In considering Chief Justice Carey’s reappointment, the Supreme Judicial Court surveyed many colleagues in the judiciary who have worked closely with her over the past five years. Supreme Judicial Court Chief Justice Ralph D. Gants announced: “We found universal praise for her leadership, her willingness to listen and to collaborate, her intelligence and ability to ‘get it,’ her remarkable energy and work ethic, and her courage in dealing with tough problems. We are grateful that she is willing to embark on a second term as Chief Justice of the Trial Court.” The Chief Justice of the Trial Court is the policy and judicial head of the Trial Court, which includes the Boston Municipal, District, Housing, Juvenile, Land, Probate and Family, and Superior Courts, the Office of the Commissioner of Probation, and the Office of Jury Commissioner. The Chief Justice of the Trial Court has authority over all matters of judicial policy and appoints the departmental chief justices, oversees caseflow management and the establishment of programs and procedures to continuously improve access to justice by all segments of the Commonwealth’s population.

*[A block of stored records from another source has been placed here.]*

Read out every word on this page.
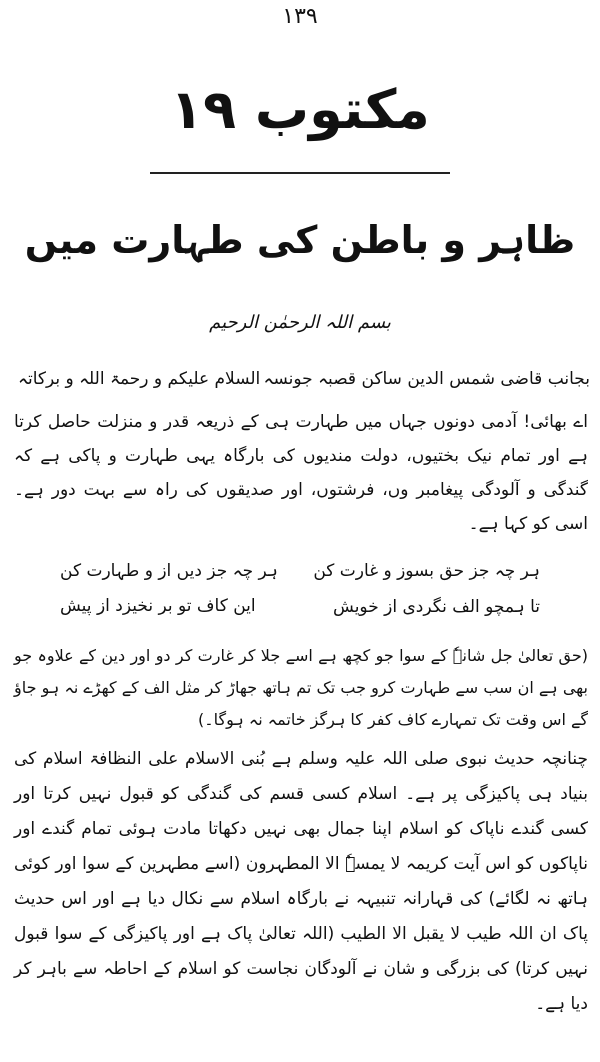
١٣٩
مکتوب ١٩
ظاہر و باطن کی طہارت میں
بسم اللہ الرحمٰن الرحیم
بجانب قاضی شمس الدین ساکن قصبہ جونسہ
السلام علیکم و رحمۃ اللہ و برکاتہ

اے بھائی! آدمی دونوں جہاں میں طہارت ہی کے ذریعہ قدر و منزلت حاصل کرتا ہے اور تمام نیک بختیوں، دولت مندیوں کی بارگاہ یہی طہارت و پاکی ہے کہ گندگی و آلودگی پیغامبر وں، فرشتوں، اور صدیقوں کی راہ سے بہت دور ہے۔ اسی کو کہا ہے۔

ہر چہ جز حق بسوز و غارت کن
ہر چہ جز دیں از و طہارت کن
تا ہمچو الف نگردی از خویش
این کاف تو بر نخیزد از پیش

(حق تعالیٰ جل شانہٗ کے سوا جو کچھ ہے اسے جلا کر غارت کر دو اور دین کے علاوہ جو بھی ہے ان سب سے طہارت کرو جب تک تم ہاتھ جھاڑ کر مثل الف کے کھڑے نہ ہو جاؤ گے اس وقت تک تمہارے کاف کفر کا ہرگز خاتمہ نہ ہوگا۔)

چنانچہ حدیث نبوی صلی اللہ علیہ وسلم ہے بُنی الاسلام علی النظافۃ اسلام کی بنیاد ہی پاکیزگی پر ہے۔ اسلام کسی قسم کی گندگی کو قبول نہیں کرتا اور کسی گندے ناپاک کو اسلام اپنا جمال بھی نہیں دکھاتا مادت ہوئی تمام گندے اور ناپاکوں کو اس آیت کریمہ لا یمسہٗ الا المطہرون (اسے مطہرین کے سوا اور کوئی ہاتھ نہ لگائے) کی قہارانہ تنبیہہ نے بارگاہ اسلام سے نکال دیا ہے اور اس حدیث پاک ان اللہ طیب لا یقبل الا الطیب (اللہ تعالیٰ پاک ہے اور پاکیزگی کے سوا قبول نہیں کرتا) کی بزرگی و شان نے آلودگان نجاست کو اسلام کے احاطہ سے باہر کر دیا ہے۔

The Chief Justice works closely with Trial Court Administrator Jonathan Williams to govern the Trial Court. Trial Court Administrator Williams began his five-year appointment in May of 2017.

“I am humbled and grateful to be reappointed as Chief Justice of the Trial Court by the Justices of the Supreme Judicial Court, and appreciate the confidence they continue to place in me,” said Chief Justice Paula Carey. “I am so proud of the work done by the Massachusetts Trial Court. There is no more noble mission than the delivery of justice and every day the men and women of the Trial Court dedicate themselves to this goal. I am grateful for the opportunity to lead them as we expand access to justice and enhance public safety.” 

In 2011, court reform legislation replaced the single position of Chief Justice for Administration and Management with two new positions of Chief Justice of the Trial Court and Trial Court Administrator. The Trial Court is comprised of 380 judges and more than 6,300 employees who work in 99 courthouses throughout the state.

Prior to her first appointment as Chief Justice of the Trial Court in May of 2013, Chief Justice Carey had served as Chief Justice of the Probate and Family Court since 2007. She was first appointed to the Probate and Family Court in 2001 as a circuit judge and then served as an associate justice in Norfolk County.

In 2011, Chief Justice Carey received the Boston Bar Association Citation of Judicial Excellence, the Haskell Freedman Award from the Massachusetts Academy of Matrimonial Lawyers, the MCLE Scholar-Mentor Award, and the Middlesex Bar Association’s Distinguished Jurist Award. She is also a recipient of the Massachusetts Association of Women Lawyers Distinguished Jurist Award in 2009, the MBA's Daniel F. Toomey Excellence in Judiciary Award in 2006, and the Massachusetts Judges Conference Probate and Family Court Judicial Excellence Award in 2004.

Prior to her appointment as a judge, she co-founded the firm Carey and Mooney, PC, a family law practice. While in private practice, she chaired the Family Law Section of the Massachusetts Bar Association and served on the Family Law Steering Committee of the Boston Bar Association. Chief Justice Carey graduated magna cum laude from New England Law | Boston.